Дуров на старенькой сцене играет,Дуров играет – а сцена поет!Дуров рождения не выбирает:Сталин родился, а Дуров – живет!

Леша Кузнецов в нашей семейной киноистории – лицо иностранное. Артист Театра им. Евг. Вахтангова, он сыграл возлюбленного королевы Анны Австрийской – лорда Бэкингема. Сыграл, с чисто вахтанговским блеском смакуя свой образ и иронизируя по поводу идеализма Бэкингема. За весь период съемок я виделся с ним, может быть, дважды, но его присутствие в фильме для меня особо радостное. А.Кузнецов учился на том курсе, где Ю.П.Любимов поставил "Доброго человека из Сезуана", чем покорил тогдашний театральный мир. Леша играл Водоноса и был в этой роли клоуном-интеллектуалом. Позднее, уже на Таганке, Водоноса играли и Алексей Эйбоженко, и Валерий Золотухин.

В семейной кинокомпании все хороши. В поздней экспедиции, на съемках "20 лет спустя", новые (и достойнейшие) братья и сестры поддержали репутацию доброго семейства. Дима Харатьян. Анатолий Равикович. Алексей Петренко – он один из тех редких мастеров, о котором без преувеличений можно сказать «потрясающий» или даже "гениальный".

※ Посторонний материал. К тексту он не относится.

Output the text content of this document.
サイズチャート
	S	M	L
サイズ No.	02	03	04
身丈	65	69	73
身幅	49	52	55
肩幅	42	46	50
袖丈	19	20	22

Остановлюсь на имени Светлана Яновская. Она только что окончила художественный факультет Школы-студии при МХАТе, успела выпустить пару спектаклей и фильм, и вдруг попала в адское пекло, каким оказался наш фильм после превращения его из государственного в частно-коммерческий. Мы не понимали и не смогли понять этой новой самодеятельности. Дорогая пленка «Кодак» по государственным расценкам покупалась на «Мосфильме» и тут же перепродавалась – по коммерческим – нашему фильму.